Bugün kafeye bir çocuk gelmiş ben alışverişteyken. İz Gazetesi diye yerel bir gazetenin kafede de dağıtılmasını istiyormuş. Güven Abla gazetenin LGBTİ haklarını savunduğunu bildiği halde kafeye gelen herkesi kucaklamak isteğinden kibarca reddetmiş genç gazeteciyi. Yelda ile Güven Abla’nın bu tutumunu değiştirmeye çalışmaktan vazgeçtik. Ona defalarca nasıl olsa bizim yönelimlerimizi öğrendikten sonra buraya ayak basacak insanlar bize karşı hoşgörülü olan tayfa olacak, bari onların desteğini arkamıza alalım dediysek de dinletemedik. Güven Abla hala toplumun her kesimini bağrına basabilecek bir ütopik kafe fikrinden vazgeçmiyor. Kafenin duvarlarına asmak istediğimiz tiyatro afişleri de bu nedenle veto yedi. Eşcinsel kimliği bas bas bağıran objeler istemiyormuş etrafında. Yelda ile önünde sonunda bu kafenin eşcinsellere hizmet vereceği konusunda bahse girmeye karar verdik ama ikimizde aynı fikirde olduğumuz için bahis mevzusu açıldığı gibi kapandı.

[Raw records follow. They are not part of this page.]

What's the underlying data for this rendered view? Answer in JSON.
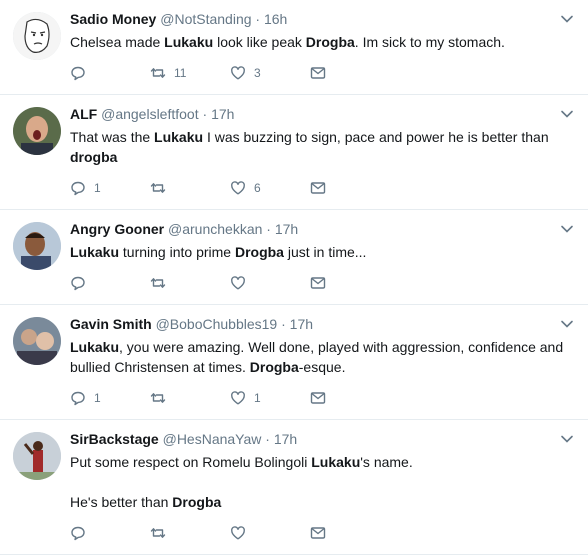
{
  "tweets": [
    {
      "name": "Sadio Money",
      "handle": "@NotStanding",
      "time": "16h",
      "parts": [
        {
          "t": "Chelsea made "
        },
        {
          "b": "Lukaku"
        },
        {
          "t": " look like peak "
        },
        {
          "b": "Drogba"
        },
        {
          "t": ". Im sick to my stomach."
        }
      ],
      "replies": "",
      "retweets": "11",
      "likes": "3",
      "avatar": "meme-face"
    },
    {
      "name": "ALF",
      "handle": "@angelsleftfoot",
      "time": "17h",
      "parts": [
        {
          "t": "That was the "
        },
        {
          "b": "Lukaku"
        },
        {
          "t": " I was buzzing to sign, pace and power he is better than "
        },
        {
          "b": "drogba"
        }
      ],
      "replies": "1",
      "retweets": "",
      "likes": "6",
      "avatar": "shouting-man"
    },
    {
      "name": "Angry Gooner",
      "handle": "@arunchekkan",
      "time": "17h",
      "parts": [
        {
          "b": "Lukaku"
        },
        {
          "t": " turning into prime "
        },
        {
          "b": "Drogba"
        },
        {
          "t": " just in time..."
        }
      ],
      "replies": "",
      "retweets": "",
      "likes": "",
      "avatar": "man-photo"
    },
    {
      "name": "Gavin Smith",
      "handle": "@BoboChubbles19",
      "time": "17h",
      "parts": [
        {
          "b": "Lukaku"
        },
        {
          "t": ", you were amazing. Well done, played with aggression, confidence and bullied Christensen at times. "
        },
        {
          "b": "Drogba"
        },
        {
          "t": "-esque."
        }
      ],
      "replies": "1",
      "retweets": "",
      "likes": "1",
      "avatar": "group-photo"
    },
    {
      "name": "SirBackstage",
      "handle": "@HesNanaYaw",
      "time": "17h",
      "parts": [
        {
          "t": "Put some respect on Romelu Bolingoli "
        },
        {
          "b": "Lukaku"
        },
        {
          "t": "'s name."
        },
        {
          "br": true
        },
        {
          "br": true
        },
        {
          "t": "He's better than "
        },
        {
          "b": "Drogba"
        }
      ],
      "replies": "",
      "retweets": "",
      "likes": "",
      "avatar": "player-photo"
    }
  ],
  "colors": {
    "text": "#14171a",
    "muted": "#657786",
    "border": "#e6ecf0"
  }
}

Bu akşam kafeden çıkarken teyzem aradı. Anneme ablamdan bir kargo gelmiş. Ablamın bir buçuk senedir evli olduğu kocasıyla ne kadar mutlu olduklarını gösteren birkaç fotoğraf ile yine ablamın çeyizine koyduğumuz, on altı yaşındayken benim ördüğüm dantelleri göndermiş. Teyzemin dediğine göre dantelleri daha önce göndermek veya çöpe atmak istemiş ama çeyizini kayınvalidesinin yanında açtığında, kayınvalidesinin çok beğendiğini görünce bu isteklerinden vazgeçmek zorunda kalmış. Sonraki ziyaretlerinde de bu danteller sorulduğu için bir süre salondaki büfeyi süslemek zorunda kalmış benim dantellerim. En sonunda ablam bir hezeyan anında o orospunun hiçbir şeyini etrafımda istemiyorum diyerek büfeyi içindekileri devirip kırmak pahasına dantellerden temizlemiş. Nihayetinde de danteller onları ördüğüm ana evine geri dönmüş. Neden bilmem ama annemin onları kolalayıp etraftaki sehpalara serdiğini duyunca çok mutlu oldum. Belki ben ana evine geri dönemiyorum ama bir parçam orada.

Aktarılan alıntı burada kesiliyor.